TSB was inoculated with P. aeruginosa strain PAO1 frozen stock and cultured overnight. The overnight culture was resuspended in fresh TSB and cultured at 37°C to an OD600 of 0.25. Bacteria were further diluted in fresh TSB to a final concentration of 106 CFU/mL, and 150 μL of this solution was added to the wells of a 96-well plate. The well plate was sealed with parafilm and incubated with shaking at 37°C for 3 days until a viscous macrocolony formed as previously described (40). TSB was also supplemented with porcine gastric mucins (PGM, 5 mg/mL) and salmon sperm DNA (4 mg/mL), either alone or in combination to match concentrations used in artificial sputum media (ASM) (41). The biofilm (50 μL) was removed from growth media and added to a microcentrifuge tube prior to treatment or analysis using a positive pressure pipette as previously described (18). Dissolved DNase in PBS was added in a volume of 5 μL or less into the center of the biofilm to final concentrations ranging from 10 to 1,000 μg/mL. Microcentrifuge tubes were incubated with shaking at 37°C for 24 h prior to analysis.
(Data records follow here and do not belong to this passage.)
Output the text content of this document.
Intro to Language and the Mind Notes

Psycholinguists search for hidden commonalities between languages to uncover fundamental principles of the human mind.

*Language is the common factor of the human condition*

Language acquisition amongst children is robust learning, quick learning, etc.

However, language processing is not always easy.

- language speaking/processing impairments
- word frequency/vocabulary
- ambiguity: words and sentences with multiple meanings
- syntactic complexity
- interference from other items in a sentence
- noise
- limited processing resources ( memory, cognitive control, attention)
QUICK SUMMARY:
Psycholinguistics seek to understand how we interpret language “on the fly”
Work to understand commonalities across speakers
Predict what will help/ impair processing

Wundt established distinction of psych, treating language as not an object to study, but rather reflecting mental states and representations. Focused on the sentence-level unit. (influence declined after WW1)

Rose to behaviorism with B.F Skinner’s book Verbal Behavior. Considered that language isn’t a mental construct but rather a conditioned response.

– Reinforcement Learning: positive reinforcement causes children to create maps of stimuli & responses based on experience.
Mucus preparation and biofilm growth.

Human airway epithelial cells were obtained by the Marsico Lung Institute Tissue Procurement and Cell Culture Facility and cultured at the air-liquid interface as previously described (16). Mucus washings were collected, pooled, and dialyzed. Total % solids was determined via dry weight calculations, and mucin content was quantified with refractometry. Mucus (100 μL) was added to a 96 well-plate and inoculated with P. aeruginosa to a final concentration of 106 CFU/mL. For PTMR experiments, 2 μL of carboxylated latex beads at a 1:10 dilution from stock was added (18). Adjacent wells were filled with 200 μL distilled water to prevent evaporation, and the lid was sealed to the plate with parafilm. The sealed well plate was incubated with shaking at 37°C for 24 h until a visible, viscous microcolony formed at the air-liquid interface as previously described.(5, 9, 18, 42) The biofilm (50 μL) was removed from growth media and added to a microcentrifuge tube prior to treatment or analysis. Biofilms were treated with DNase or DTT in concentrations ranging from 10 to 1,500 μg/mL.

Rheology.

Macrorheology was performed using a 20-mm 1° cone and plate rheometer and frequency sweeps as previously described (18). Particle tracking microrheology was performed with 1 μm carboxylated latex beads and video microscopy as previously described (18, 28). All measurements were repeated in biological duplicate with five technical replicates, and data are reported as the mean ± standard deviation. All values of frequency-dependent parameters are given as a single value from a frequency sweep assay with the value reported corresponding to the measured response at 1 Hz.

Statistics.

Each measurement was repeated ≥3 times per sample. Mucus samples were separately prepared and analyzed. Biofilm samples were grown on different days using a fresh overnight solution. Data are presented as the mean and standard deviation. Statistical significance from macrorheology experiments was determined using a two-tailed Student’s t test. Statistical significance from PTMR experiments was determined using the Anderson-Darling test at 1 Hz.